Cobb (2007), McQuillan & Krashen (2008), and Cobb (2008) offer contrasting perspectives. All agree on the need of lexical input, but Cobb (2007; 2008) supported by Parry (1997) convincingly denounces the insufficiency of extensive reading, the current lexical expansion pedagogy, and especially for confirmed learners. According to Cobb (2007), Krashen (1989)'s influential and seducing hypothesis is that extensive reading generates a continuous hidden learning (lexical input), eventually "doing the entire job" of vocabulary acquisition. This hypothesis is without empirical evidence, neither on the extent (% of global vocabulary acquisition), nor on the sufficiency of extensive reading for lexicon learning (Cobb 2007)

Cobb (2007) thus proposed a computer-based study to quantitatively assess the efficiency of extensive reading. Basically, Cobb estimated the reading quantity of common learners within the L2 language (~175,000 words over 2 years), then randomly took 10 words in each the 1st thousand most frequent words, the 2nd thousand, and the 3rd thousand, to see how many times those words will appears. Those results should be higher than 6 to 10 encounters, the number need for stable initial word learning to occur.

Cobb (2007) summarize as following :" show the extreme unlikelihood of developing an adequate L2 reading lexicon through reading alone, even in highly favorable circumstances" since "for the vast majority of L2 learners, free or wide reading alone is not a sufficient source of vocabulary knowledge for reading". Thereafter, Cobb restated the need of lexical input, and stated the possibility to increase it using computing capabilities.

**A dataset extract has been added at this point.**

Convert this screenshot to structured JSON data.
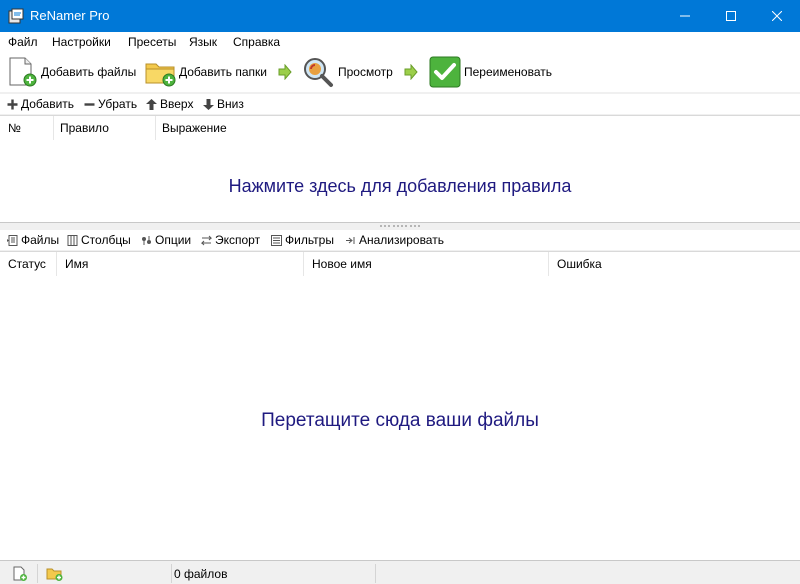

McQuillan & Krashen (2008) answer that learners may read far more than 175,000 words but rather +1,000,000 words in 2 years. By digging in Krashen & McQuillan own sources and adding some others (Parry 1997), Cobb (2008) convincingly countered Krashen & McQuillan view as being excessively successful cases in reading oversimplified texts. Experiments cited by McQuillan & Krashen use easy and fast to read texts, but not the suitable material to discover new vocabulary. Non simplified texts are far harder, and slower to read. Accordingly, the problem stay at its full strength : common learners need more lexical inputs, extensive reading being insufficient, new sources of lexical input is encouraged to complete it.